The Defendant objects to the motion for summary judgment based upon a mistaken assumption that the Plaintiff's motion is based upon a "normal" application of issue preclusion principles.
The United States Supreme Court has concluded that a debt that is declared nondischargeable under § 523(a) should include the full amount associated with the conduct at issue, including any "debt arising from" or "debt on account of" that conduct. Cohen v. de la Cruz, 523 U.S. 213, 220-21 (1998). Though the facts in Cohen specifically addressed a liability rendered nondischargeable under the actual fraud prong of § 523(a)(2)(A), its rationale to prevent a discharge of all liability arising from circumstances that render a debt nondischargeable under § 523(a) is applicable in this case. Thus, the exemplary damages award is rendered nondischargeable because such fraud constitutes a proper basis under Texas law for the recovery of exemplary damages, 2B TEX. CIV. PRAC. & REM. CODE ANN. § 41.003(a)(1) (Vernon 2015); Goldstein v. Mortenson, 113 S.W.3d 769, 782 (Tex. App.—Austin 2003, no pet.), Tex. Capital Sec., Inc. v. Sandefer, 58 S.W.3d 760, 774 (Tex. App.—Houston [1st Dist.] 2001, pet. denied) and § 523(a)(19) specifically renders nondischargeable a "debt . . . that is for . . . common law fraud, deceit, or manipulation in connection with the purchase or sale of any security. 11 U.S.C. § 523(a)(19)(A)(ii). It also encompasses the attorneys' fees awarded to the Plaintiff under the statutory authority provided by TEX. REV. CIV. STAT. ANN. art. 581-33D(7) (Vernon 2010); Keeton v. Flanagan (In re Flanagan), 2014 WL 764371, at *10 (B.A.P. 9th Cir. Feb. 26, 2014), aff'd, 642 F. App'x. 784 (9th Cir. 2016). Thus, in light of the jurisprudence that § 523(a) should be properly construed to bar the discharge of all liability arising from the categories of misconduct that render a debt nondischargeable, thereby insuring "that the creditors' interest in recovering full payment of debts in these categories outweigh[s] the debtors' interest in a complete fresh start," Cohen, 523 U.S. at 222, the Court concludes that the damages awarded to the Plaintiff in the State Court Judgment for exemplary damages and attorneys' fees based upon the Defendant's misconduct must also be rendered nondischargeable under § 523(a)(19).
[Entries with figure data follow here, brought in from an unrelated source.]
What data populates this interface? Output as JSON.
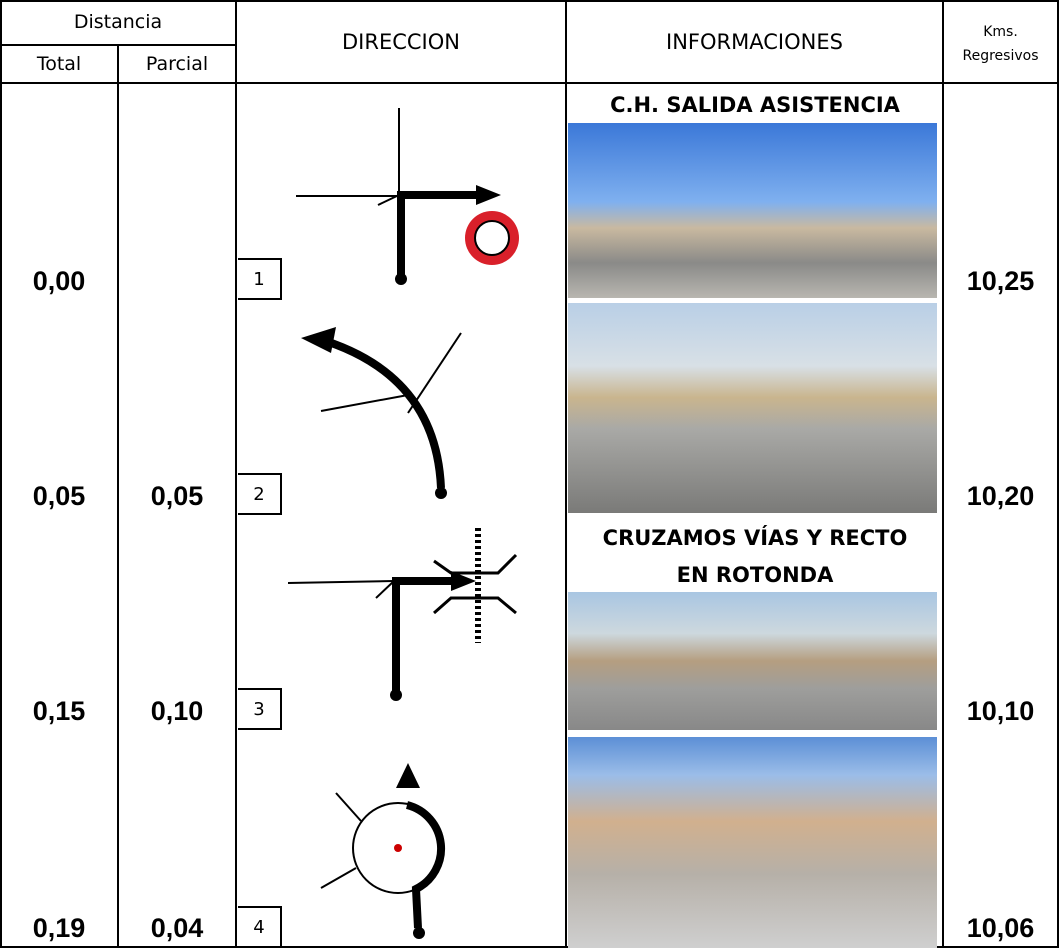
{
  "header": {
    "distance": "Distancia",
    "total": "Total",
    "partial": "Parcial",
    "direction": "DIRECCION",
    "info": "INFORMACIONES",
    "kms_line1": "Kms.",
    "kms_line2": "Regresivos"
  },
  "rows": [
    {
      "total": "0,00",
      "step": "1",
      "info_title": "C.H. SALIDA ASISTENCIA",
      "kms": "10,25"
    },
    {
      "total": "0,05",
      "partial": "0,05",
      "step": "2",
      "kms": "10,20"
    },
    {
      "total": "0,15",
      "partial": "0,10",
      "step": "3",
      "info_title": "CRUZAMOS VÍAS Y RECTO EN ROTONDA",
      "kms": "10,10"
    },
    {
      "total": "0,19",
      "partial": "0,04",
      "step": "4",
      "kms": "10,06"
    }
  ]
}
Accordingly, upon due consideration of the pleadings, the proper summary judgment evidence submitted by the Plaintiff, the relevant legal authorities and for the reasons set forth herein, the Court concludes that there is no genuine issue as to any material fact germane to a determination of dischargeability and that the Plaintiff, Lillian Kostak Kokas, is entitled to summary judgment that the debt owed to her by the Debtor-Defendant, William A. Osborne, arising from the State Court Judgment is non-dischargeable under the provisions of 11 U.S.C. § 523(a)(19). An appropriate order will be entered which is consistent with this opinion.